L’exception n’est pas la règle

Tous les samedis, j’ai toujours un grand plaisir à lire la rubrique Face à Face avec Bernard Thériault et Jeannot Volpé, sur un thème choisi de la semaine. Mis à part les discours partisans de chacun, je trouve leurs propos intéressants. Nous poussant ainsi à réfléchir et à nous questionner sur des enjeux politiques et sociaux.

J’ai toutefois été choqué par les propos de M. Volpé dans la rubrique du 16 décembre traitant la taxe sur le carbone. Vers la fin de son texte, il indique: «Pourquoi une nouvelle taxe si nos objectifs de réductions de CO2 ont déjà été atteints et même dépassés?», ainsi que «Pourtant personne ne mentionne que dans le nord-ouest de l’océan Atlantique entre le Canada et le Groenland, il y a un effet de refroidissement de -3°C en 10 ans, soit du même ordre de grandeur que le réchauffement climatique prévu ailleurs. Que penser des glaciers du Karakoram qui gagnent en moyenne 11 centimètres par année et on n’en parle pas.».

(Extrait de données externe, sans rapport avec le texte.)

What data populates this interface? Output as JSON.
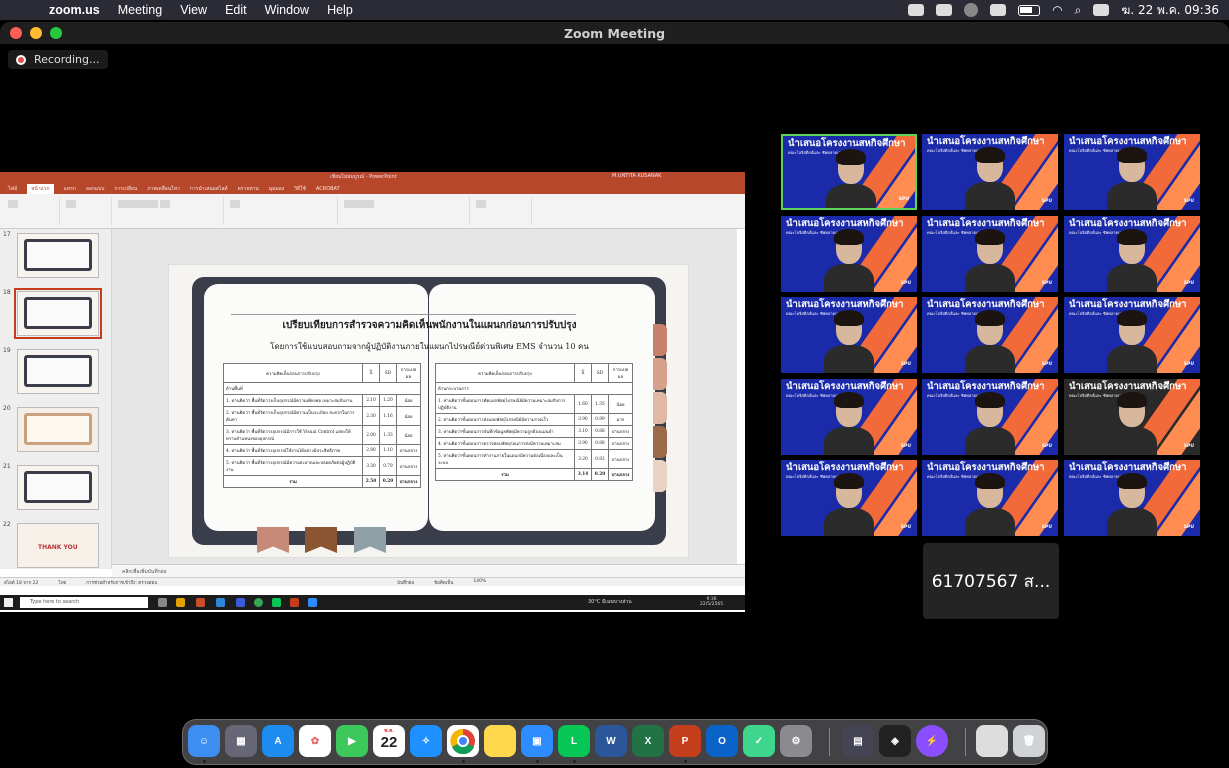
{
  "menubar": {
    "app": "zoom.us",
    "items": [
      "Meeting",
      "View",
      "Edit",
      "Window",
      "Help"
    ],
    "datetime": "ฆ. 22 พ.ค.  09:36"
  },
  "window": {
    "title": "Zoom Meeting",
    "recording": "Recording..."
  },
  "ppt": {
    "title": "เขียนไม่สมบูรณ์ - PowerPoint",
    "user": "M.UNTITA KUSANAK",
    "tabs": [
      "ไฟล์",
      "หน้าแรก",
      "แทรก",
      "ออกแบบ",
      "การเปลี่ยน",
      "ภาพเคลื่อนไหว",
      "การนำเสนอสไลด์",
      "ตรวจทาน",
      "มุมมอง",
      "วิธีใช้",
      "ACROBAT"
    ],
    "thumb_numbers": [
      "17",
      "18",
      "19",
      "20",
      "21",
      "22"
    ],
    "thumb_thank_you": "THANK YOU",
    "notes": "คลิกเพื่อเพิ่มบันทึกย่อ",
    "status": [
      "สไลด์ 18 จาก 22",
      "ไทย",
      "การช่วยสำหรับการเข้าถึง: ตรวจสอบ",
      "บันทึกย่อ",
      "ข้อคิดเห็น",
      "140%"
    ]
  },
  "slide": {
    "title": "เปรียบเทียบการสำรวจความคิดเห็นพนักงานในแผนกก่อนการปรับปรุง",
    "subtitle": "โดยการใช้แบบสอบถามจากผู้ปฏิบัติงานภายในแผนกไปรษณีย์ด่วนพิเศษ EMS จำนวน 10 คน",
    "left_table": {
      "headers": [
        "ความคิดเห็นก่อนการปรับปรุง",
        "X̄",
        "SD",
        "การแปลผล"
      ],
      "section": "ด้านพื้นที่",
      "rows": [
        [
          "1. ท่านคิดว่า พื้นที่จัดวางเก็บอุปกรณ์มีความเพียงพอ เหมาะสมกับงาน",
          "2.10",
          "1.20",
          "น้อย"
        ],
        [
          "2. ท่านคิดว่า พื้นที่จัดวางเก็บอุปกรณ์มีความเป็นระเบียบ สะดวกในการค้นหา",
          "2.30",
          "1.16",
          "น้อย"
        ],
        [
          "3. ท่านคิดว่า พื้นที่จัดวางอุปกรณ์มีการใช้ Visual Control แสดงให้ทราบตำแหน่งของอุปกรณ์",
          "2.00",
          "1.33",
          "น้อย"
        ],
        [
          "4. ท่านคิดว่า พื้นที่จัดวางอุปกรณ์ใช้งานได้อย่างมีประสิทธิภาพ",
          "2.90",
          "1.10",
          "ปานกลาง"
        ],
        [
          "5. ท่านคิดว่า พื้นที่จัดวางอุปกรณ์มีความสะอาดและปลอดภัยต่อผู้ปฏิบัติงาน",
          "3.30",
          "0.79",
          "ปานกลาง"
        ]
      ],
      "total": [
        "รวม",
        "2.50",
        "0.20",
        "ปานกลาง"
      ]
    },
    "right_table": {
      "headers": [
        "ความคิดเห็นก่อนการปรับปรุง",
        "X̄",
        "SD",
        "การแปลผล"
      ],
      "section": "ด้านกระบวนการ",
      "rows": [
        [
          "1. ท่านคิดว่าขั้นตอนการคัดแยกพัสดุไปรษณีย์มีความเหมาะสมกับการปฏิบัติงาน",
          "1.60",
          "1.35",
          "น้อย"
        ],
        [
          "2. ท่านคิดว่าขั้นตอนการส่งมอบพัสดุไปรษณีย์มีความรวดเร็ว",
          "3.90",
          "0.99",
          "มาก"
        ],
        [
          "3. ท่านคิดว่าขั้นตอนการบันทึกข้อมูลพัสดุมีความถูกต้องแม่นยำ",
          "3.10",
          "0.88",
          "ปานกลาง"
        ],
        [
          "4. ท่านคิดว่าขั้นตอนการตรวจสอบพัสดุก่อนการส่งมีความเหมาะสม",
          "3.90",
          "0.88",
          "ปานกลาง"
        ],
        [
          "5. ท่านคิดว่าขั้นตอนการทำงานภายในแผนกมีความต่อเนื่องและเป็นระบบ",
          "3.20",
          "0.92",
          "ปานกลาง"
        ]
      ],
      "total": [
        "รวม",
        "3.14",
        "0.20",
        "ปานกลาง"
      ]
    }
  },
  "taskbar": {
    "search": "Type here to search",
    "weather": "30°C  มีเมฆบางส่วน",
    "time": "9:36",
    "date": "22/5/2565"
  },
  "participants": {
    "banner": "นำเสนอโครงงานสหกิจศึกษา",
    "banner_sub": "คณะโลจิสติกส์และ ซัพพลายเชน",
    "brand": "SPU",
    "name_tile": "61707567 ส..."
  },
  "dock": {
    "cal_month": "พ.ค.",
    "cal_day": "22"
  },
  "colors": {
    "ppt_red": "#b7472a",
    "zoom_tile_blue": "#1a2aa8",
    "tile_orange": "#f26a3a",
    "active_speaker": "#5bd65b"
  }
}
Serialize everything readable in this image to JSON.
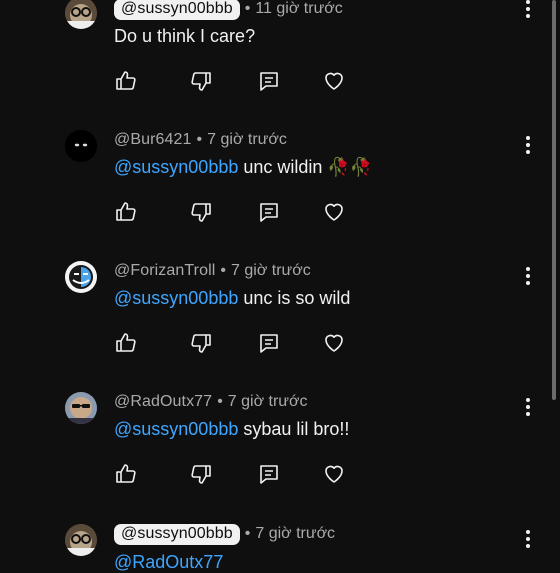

Je considère important de mettre en contexte les propos avancés par M. Volpé. D’abord il faut préciser que tous les faits le confirment; les activités humaines réchauffent la terre.

Il est vrai que le Nouveau-Brunswick a diminué ses émissions de CO2 depuis 2001 et semble être sur la voie d’atteindre ses cibles de réductions pour 2020. Cependant les projections indiquent que si le statu quo est maintenu pour les années qui suivront, la province n’atteindra pas les cibles établies pour 2030 et 2050. La situation actuelle peut sembler bonne, mais les défis demeurent importants pour les prochaines années. À ceci, il faut ajouter que le Canada dans son ensemble n’atteint pas ses cibles de réductions.

Bien qu’il y ait une anomalie de refroidissement dans nord-ouest atlantique (près du Labrador), la surface de la banquise arctique a diminué de 20% depuis 1960 (ce qui correspond à une diminution de 3,8% par an). On prédit sa disparition en été, vers 2050. Le refroidissement localisé dans le nord-ouest atlantique est une autre conséquence des grands changements climatiques qui auront des répercussions sur les événements météorologiques de notre province et affecteront nos communautés.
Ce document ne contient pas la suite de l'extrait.